Избавленный от воображаемых зол, более жестоких для меня, чем реальные, я стал терпеливее переносить последние. Несомненно, с тех пор я страдал от своей болезни меньше, чем раньше, и каждый раз, когда я вспоминаю, что обязан этим облегчением г-ну де Люксембургу, память о нем становится мне еще дороже.
Возвращенный, можно сказать, к жизни и более чем когда-либо занятый планом, согласно которому я решил провести остаток своих дней, я видел единственным препятствием к немедленному осуществлению своего замысла публикацию «Эмиля». Я думал о Турени, где уже бывал и которая мне очень понравилась как из-за мягкости климата, так и из-за характера жителей.
«Мягкая, радостная и приятная земля / Подобных себе порождает обитателей».
Я уже говорил о своем проекте г-ну де Люксембургу, который пытался отговорить меня от него; я упомянул об этом во второй раз как о деле решенном. Тогда он предложил мне замок Мерло, в пятнадцати лье от Парижа, как убежище, которое могло бы мне подойти и где он и мадам де Люксембург были бы искренне рады видеть меня обосновавшимся. Это предложение произвело на меня приятное впечатление. Но прежде всего необходимо было осмотреть место, и мы договорились о дне, когда маршал пришлет своего камердинера с экипажем, чтобы отвезти меня туда. В назначенный день я был сильно нездоров; поездка была отложена, а различные обстоятельства помешали мне когда-либо ее совершить. Позже я узнал, что поместье Мерло принадлежало не маршалу, а его супруге, из-за чего я меньше жалел, что не поехал туда жить.

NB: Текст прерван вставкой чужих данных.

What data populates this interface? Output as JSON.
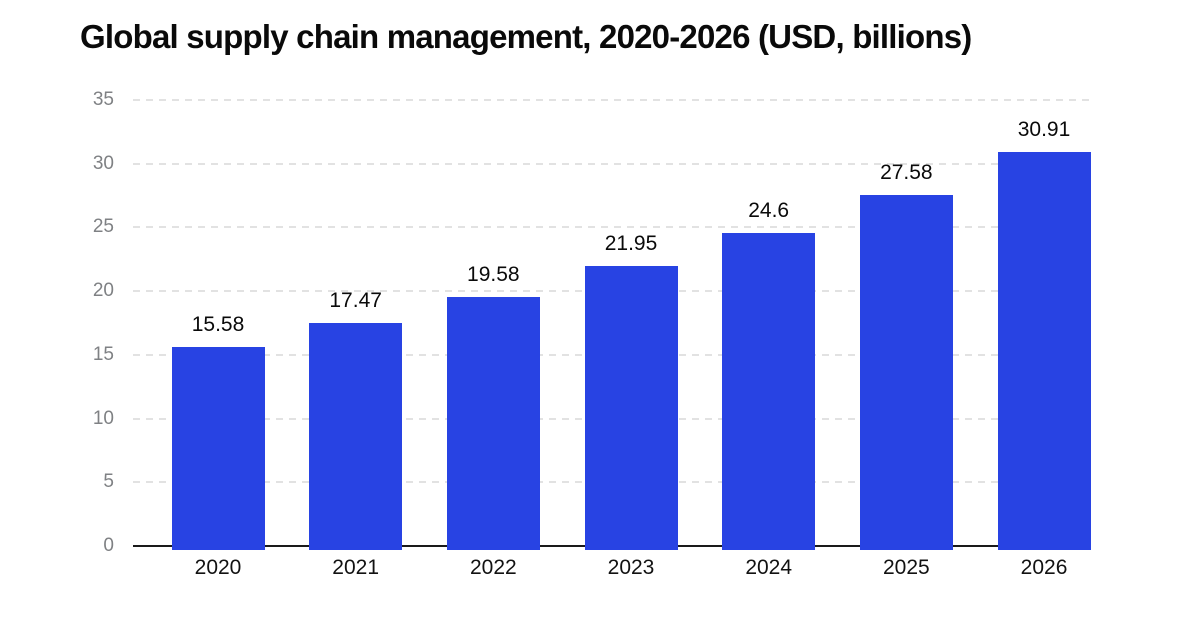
{
  "chart_data": {
    "type": "bar",
    "title": "Global supply chain management, 2020-2026 (USD, billions)",
    "categories": [
      "2020",
      "2021",
      "2022",
      "2023",
      "2024",
      "2025",
      "2026"
    ],
    "values": [
      15.58,
      17.47,
      19.58,
      21.95,
      24.6,
      27.58,
      30.91
    ],
    "value_labels": [
      "15.58",
      "17.47",
      "19.58",
      "21.95",
      "24.6",
      "27.58",
      "30.91"
    ],
    "xlabel": "",
    "ylabel": "",
    "ylim": [
      0,
      35
    ],
    "yticks": [
      0,
      5,
      10,
      15,
      20,
      25,
      30,
      35
    ],
    "grid": "horizontal-dashed",
    "legend": "none",
    "colors": {
      "bar": "#2843e3",
      "grid_line": "#e2e2e2",
      "axis_line": "#1a1a1a",
      "tick_label": "#7f8184",
      "value_label": "#0a0a0a",
      "category_label": "#121212",
      "title": "#0a0a0a",
      "background": "#ffffff"
    }
  }
}
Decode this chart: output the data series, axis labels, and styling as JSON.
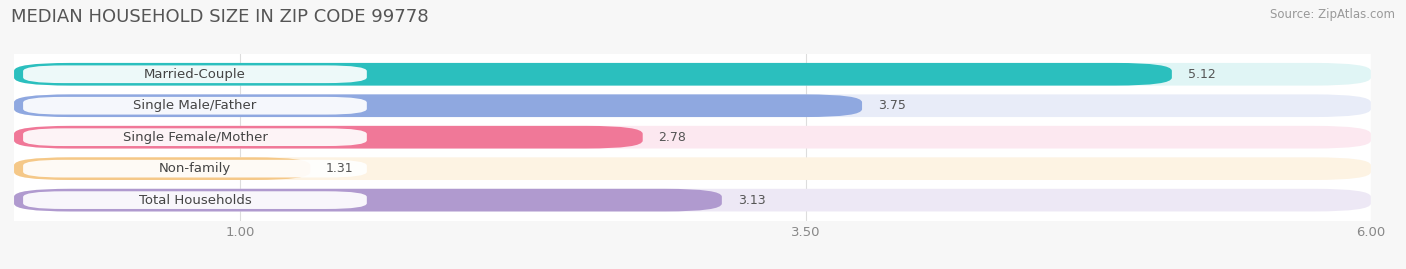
{
  "title": "MEDIAN HOUSEHOLD SIZE IN ZIP CODE 99778",
  "source": "Source: ZipAtlas.com",
  "categories": [
    "Married-Couple",
    "Single Male/Father",
    "Single Female/Mother",
    "Non-family",
    "Total Households"
  ],
  "values": [
    5.12,
    3.75,
    2.78,
    1.31,
    3.13
  ],
  "bar_colors": [
    "#2bbfbe",
    "#8fa8e0",
    "#f07898",
    "#f5c888",
    "#b09acf"
  ],
  "bar_bg_colors": [
    "#e0f5f5",
    "#e8ecf8",
    "#fce8f0",
    "#fdf3e3",
    "#ede8f5"
  ],
  "label_bg_color": "#ffffff",
  "xlim": [
    0,
    6.0
  ],
  "xticks": [
    1.0,
    3.5,
    6.0
  ],
  "title_fontsize": 13,
  "label_fontsize": 9.5,
  "value_fontsize": 9,
  "source_fontsize": 8.5,
  "chart_bg_color": "#ffffff",
  "fig_bg_color": "#f7f7f7"
}
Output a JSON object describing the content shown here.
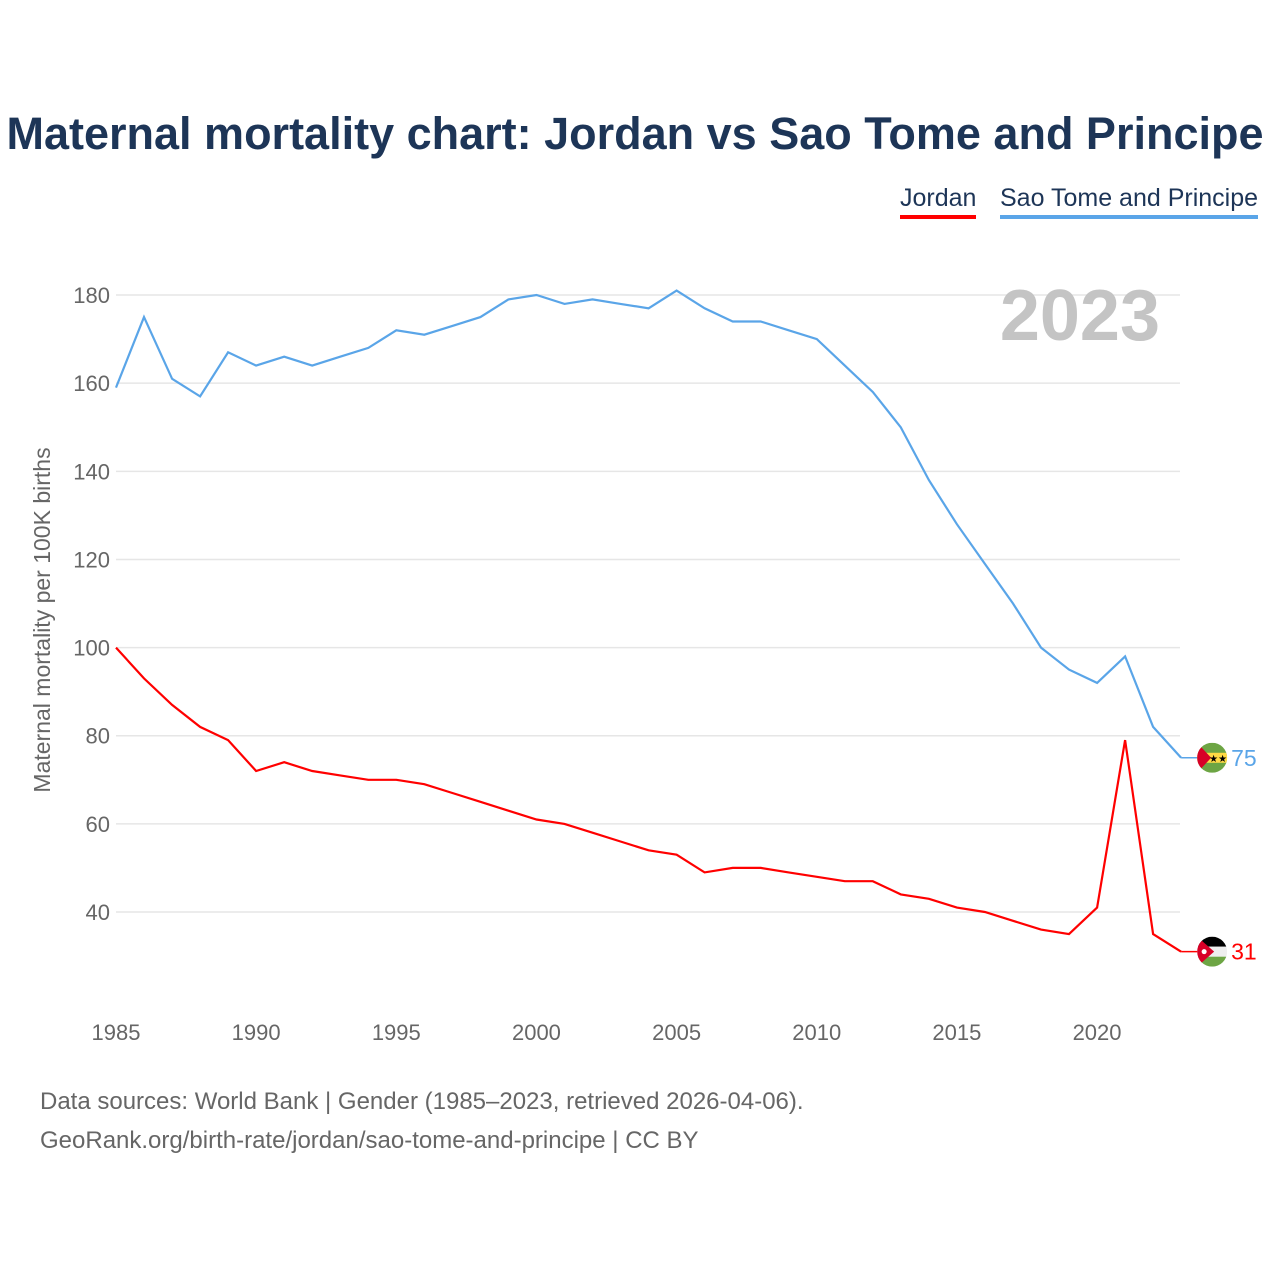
{
  "chart_data": {
    "type": "line",
    "title": "Maternal mortality chart: Jordan vs Sao Tome and Principe",
    "ylabel": "Maternal mortality per 100K births",
    "xlabel": "",
    "year_label": "2023",
    "xlim": [
      1985,
      2023
    ],
    "ylim": [
      20,
      190
    ],
    "yticks": [
      40,
      60,
      80,
      100,
      120,
      140,
      160,
      180
    ],
    "xticks": [
      1985,
      1990,
      1995,
      2000,
      2005,
      2010,
      2015,
      2020
    ],
    "grid": true,
    "legend_position": "top-right",
    "x": [
      1985,
      1986,
      1987,
      1988,
      1989,
      1990,
      1991,
      1992,
      1993,
      1994,
      1995,
      1996,
      1997,
      1998,
      1999,
      2000,
      2001,
      2002,
      2003,
      2004,
      2005,
      2006,
      2007,
      2008,
      2009,
      2010,
      2011,
      2012,
      2013,
      2014,
      2015,
      2016,
      2017,
      2018,
      2019,
      2020,
      2021,
      2022,
      2023
    ],
    "series": [
      {
        "name": "Jordan",
        "color": "#ff0000",
        "end_label": "31",
        "values": [
          100,
          93,
          87,
          82,
          79,
          72,
          74,
          72,
          71,
          70,
          70,
          69,
          67,
          65,
          63,
          61,
          60,
          58,
          56,
          54,
          53,
          49,
          50,
          50,
          49,
          48,
          47,
          47,
          44,
          43,
          41,
          40,
          38,
          36,
          35,
          41,
          79,
          35,
          31
        ]
      },
      {
        "name": "Sao Tome and Principe",
        "color": "#5aa5e8",
        "end_label": "75",
        "values": [
          159,
          175,
          161,
          157,
          167,
          164,
          166,
          164,
          166,
          168,
          172,
          171,
          173,
          175,
          179,
          180,
          178,
          179,
          178,
          177,
          181,
          177,
          174,
          174,
          172,
          170,
          164,
          158,
          150,
          138,
          128,
          119,
          110,
          100,
          95,
          92,
          98,
          82,
          75
        ]
      }
    ]
  },
  "footer": {
    "line1": "Data sources: World Bank | Gender (1985–2023, retrieved 2026-04-06).",
    "line2": "GeoRank.org/birth-rate/jordan/sao-tome-and-principe | CC BY"
  }
}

«Эмиль» был наконец представлен публике, и я больше не слышал ни о каких сокращениях или трудностях. Перед публикацией маршал попросил у меня все письма, которые г-н де Мальзерб писал мне по поводу этой работы. Мое огромное доверие к обоим и полное спокойствие, в котором я пребывал, помешали мне задуматься об этой необычной и даже тревожной просьбе. Я вернул все письма, за исключением одного или двух, которые по невнимательности остались между страницами книги. Незадолго до этого г-н де Мальзерб сказал мне, что изымет письма, которые я писал Дюшену во время своей тревоги по поводу иезуитов, и, надо признаться, эти письма не делали чести моему разуму. Но в своем ответе я заверил его, что ни в чем не хочу казаться лучше, чем есть, и что он может оставить письма там, где они были. Не знаю, что он решил.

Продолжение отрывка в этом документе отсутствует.